Under income maintenance programs such as the negative income tax that has been the subject of the New Jersey-Pennsylvania experiment, cash benefits are determined on the basis of family income and family size. It follows, therefore, that the labor-supply response of the family as a whole, as well as the labor-supply response of individual family members, should be a focus of analysis. Recent theoretical literature in economics has emphasized the simultaneity of family decisions about work effort. Secondary workers are likely to make decisions about their level of work effort in light of the earnings opportunities of the primary earner, and vice versa. And this interdependence of work decisions is likely to be reinforced by the rules of income maintenance programs like those tested in the experiment.l Thus, this article is concerned with family labor-supply response.2 The obvious measure to use in such analysis is earnings. An earnings measure gives a straightforward way of weighting the importance of individual family members to get the total family response. It also provides the most direct translation of the family response into national cost implications.

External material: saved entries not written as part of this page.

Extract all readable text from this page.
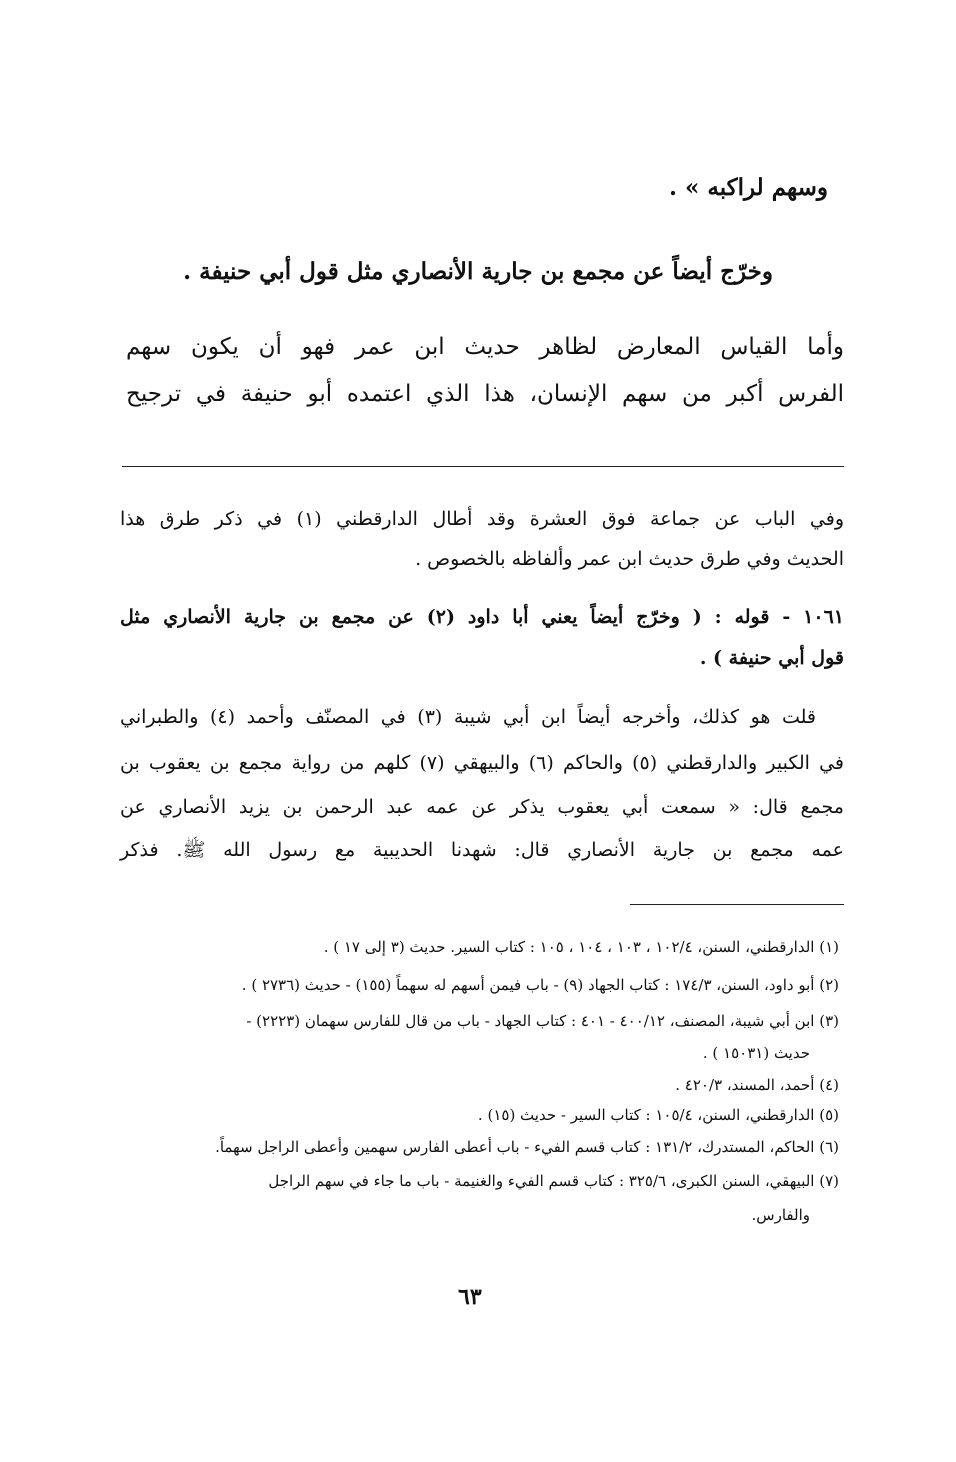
وسهم لراكبه » .
وخرّج أيضاً عن مجمع بن جارية الأنصاري مثل قول أبي حنيفة .
وأما القياس المعارض لظاهر حديث ابن عمر فهو أن يكون سهم
الفرس أكبر من سهم الإنسان، هذا الذي اعتمده أبو حنيفة في ترجيح
وفي الباب عن جماعة فوق العشرة وقد أطال الدارقطني (١) في ذكر طرق هذا
الحديث وفي طرق حديث ابن عمر وألفاظه بالخصوص .
١٠٦١ - قوله : ( وخرّج أيضاً يعني أبا داود (٢) عن مجمع بن جارية الأنصاري مثل
قول أبي حنيفة ) .
قلت هو كذلك، وأخرجه أيضاً ابن أبي شيبة (٣) في المصنّف وأحمد (٤) والطبراني
في الكبير والدارقطني (٥) والحاكم (٦) والبيهقي (٧) كلهم من رواية مجمع بن يعقوب بن
مجمع قال: « سمعت أبي يعقوب يذكر عن عمه عبد الرحمن بن يزيد الأنصاري عن
عمه مجمع بن جارية الأنصاري قال: شهدنا الحديبية مع رسول الله ﷺ. فذكر
(١) الدارقطني، السنن، ١٠٢/٤ ، ١٠٣ ، ١٠٤ ، ١٠٥ : كتاب السير. حديث (٣ إلى ١٧ ) .
(٢) أبو داود، السنن، ١٧٤/٣ : كتاب الجهاد (٩) - باب فيمن أسهم له سهماً (١٥٥) - حديث (٢٧٣٦ ) .
(٣) ابن أبي شيبة، المصنف، ٤٠٠/١٢ - ٤٠١ : كتاب الجهاد - باب من قال للفارس سهمان (٢٢٢٣) -
حديث (١٥٠٣١ ) .
(٤) أحمد، المسند، ٤٢٠/٣ .
(٥) الدارقطني، السنن، ١٠٥/٤ : كتاب السير - حديث (١٥) .
(٦) الحاكم، المستدرك، ١٣١/٢ : كتاب قسم الفيء - باب أعطى الفارس سهمين وأعطى الراجل سهماً.
(٧) البيهقي، السنن الكبرى، ٣٢٥/٦ : كتاب قسم الفيء والغنيمة - باب ما جاء في سهم الراجل
والفارس.
٦٣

Here, however, an additional measure is used-family hours worked. There are two reasons for reporting an analysis of total family hours as well as earnings. First, there is reason to suspect the reliability of earnings differences reported between the experimental and control groups. The data are consistent with the hypothesis that initially some experimentals and some controls reported net rather than the requested gross earnings, but that the experimentals learned more rapidly than did the controls that the gross earnings were to be reported.